The Corner

Llewyn Davis and the Human Condition

I just saw Inside Llewyn Davis and I recommend it strongly. It is a sad movie, to be sure, but a very beautiful one, and never boring. Its sadness is reflected in the film’s title: The main character, a folk musician trying to make it in 1961 Greenwich Village, is a thoroughly unlikeable jerk who is trapped within himself. The tragedy of Llewyn Davis is that he simply cannot escape being “inside Llewyn Davis.”

One of the reasons many people (me included) despise Nietzsche’s idea of eternal recurrence is that it feels like a trap; it sounds like the clanging of prison doors on existence. This particular set of things that are is the same particular set of things that always will be, and there’s no exit. Inside Llewyn Davis makes this feeling powerful and explicit. But what makes the movie so poignantly beautiful is that the audience sees what Llewyn does not: the opportunities for transcendence all around. The film’s palette of colors is muted — blacks, whites, and grays — but the people are radiant with personal color: a lovely young folkie ingénue; a soldier from Fort Dix; an obese, heroin-addicted jazzman; Llewyn’s silent, gravely ill father.

But the human person is not designed to be closed: He/she is designed to be open, at the very least, horizontally, to other people. I — along with anyone who shares with me any sort of religious sense — would also contend that the person is open vertically as well, to the radiance of being itself, conventionally known as God.

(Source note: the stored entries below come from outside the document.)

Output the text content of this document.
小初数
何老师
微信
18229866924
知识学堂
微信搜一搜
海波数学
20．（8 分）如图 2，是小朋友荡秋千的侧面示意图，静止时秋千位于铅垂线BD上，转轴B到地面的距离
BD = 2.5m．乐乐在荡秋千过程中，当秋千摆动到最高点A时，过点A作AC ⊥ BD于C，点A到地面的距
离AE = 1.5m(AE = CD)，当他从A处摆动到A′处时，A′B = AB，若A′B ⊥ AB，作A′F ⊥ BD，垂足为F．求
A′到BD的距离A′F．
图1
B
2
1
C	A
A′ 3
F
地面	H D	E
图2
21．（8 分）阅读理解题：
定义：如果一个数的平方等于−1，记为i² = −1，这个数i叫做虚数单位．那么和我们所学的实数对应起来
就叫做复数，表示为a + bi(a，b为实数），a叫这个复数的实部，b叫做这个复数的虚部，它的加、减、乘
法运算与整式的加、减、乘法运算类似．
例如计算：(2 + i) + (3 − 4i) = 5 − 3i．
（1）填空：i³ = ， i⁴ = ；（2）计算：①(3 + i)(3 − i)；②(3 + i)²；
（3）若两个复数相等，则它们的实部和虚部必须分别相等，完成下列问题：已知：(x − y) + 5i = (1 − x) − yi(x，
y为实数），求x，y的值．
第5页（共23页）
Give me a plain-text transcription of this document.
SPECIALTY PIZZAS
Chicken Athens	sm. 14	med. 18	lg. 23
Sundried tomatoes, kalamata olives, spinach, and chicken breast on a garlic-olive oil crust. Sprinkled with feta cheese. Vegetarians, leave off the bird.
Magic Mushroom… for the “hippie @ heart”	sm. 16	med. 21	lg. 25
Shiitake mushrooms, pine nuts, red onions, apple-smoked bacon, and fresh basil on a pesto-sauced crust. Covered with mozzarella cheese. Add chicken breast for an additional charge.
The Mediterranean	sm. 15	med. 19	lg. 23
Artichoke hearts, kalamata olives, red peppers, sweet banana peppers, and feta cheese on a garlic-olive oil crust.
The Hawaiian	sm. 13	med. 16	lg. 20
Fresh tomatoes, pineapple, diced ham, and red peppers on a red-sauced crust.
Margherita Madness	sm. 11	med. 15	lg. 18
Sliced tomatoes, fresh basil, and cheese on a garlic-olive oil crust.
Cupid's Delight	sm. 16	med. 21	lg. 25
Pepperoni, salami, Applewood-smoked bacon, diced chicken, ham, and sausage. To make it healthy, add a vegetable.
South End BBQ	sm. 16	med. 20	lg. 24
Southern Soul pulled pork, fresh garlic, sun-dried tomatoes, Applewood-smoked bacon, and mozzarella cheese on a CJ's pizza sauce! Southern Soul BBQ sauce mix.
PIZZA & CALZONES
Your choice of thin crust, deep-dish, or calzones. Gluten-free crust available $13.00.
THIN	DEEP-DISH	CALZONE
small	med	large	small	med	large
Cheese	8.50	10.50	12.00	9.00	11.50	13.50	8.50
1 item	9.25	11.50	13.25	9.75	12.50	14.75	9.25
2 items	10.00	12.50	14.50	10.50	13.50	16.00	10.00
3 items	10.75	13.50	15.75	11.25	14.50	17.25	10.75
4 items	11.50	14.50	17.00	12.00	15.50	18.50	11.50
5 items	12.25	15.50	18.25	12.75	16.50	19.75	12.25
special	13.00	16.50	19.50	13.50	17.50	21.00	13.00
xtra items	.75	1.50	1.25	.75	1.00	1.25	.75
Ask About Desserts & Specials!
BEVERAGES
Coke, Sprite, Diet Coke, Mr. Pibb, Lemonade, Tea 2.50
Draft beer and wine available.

The beauty that surrounds Llewyn comes through clearly, not just in the other characters, but also in the terrific soundtrack, which has garnered praise even from those critics who enjoyed the movie less than I did: That’s why, finally, the movie was sad, but not depressing. Man has a desire to break out of his circumstances and reach a state that he knows is, deep down, more natural to him: a place he genuinely belongs and is at home. I don’t want to give away what would be a spoiler; suffice it to say that when, very close to the end of the film, a cat’s name is finally revealed, it is a crucial clue to the meaning of this excellent movie.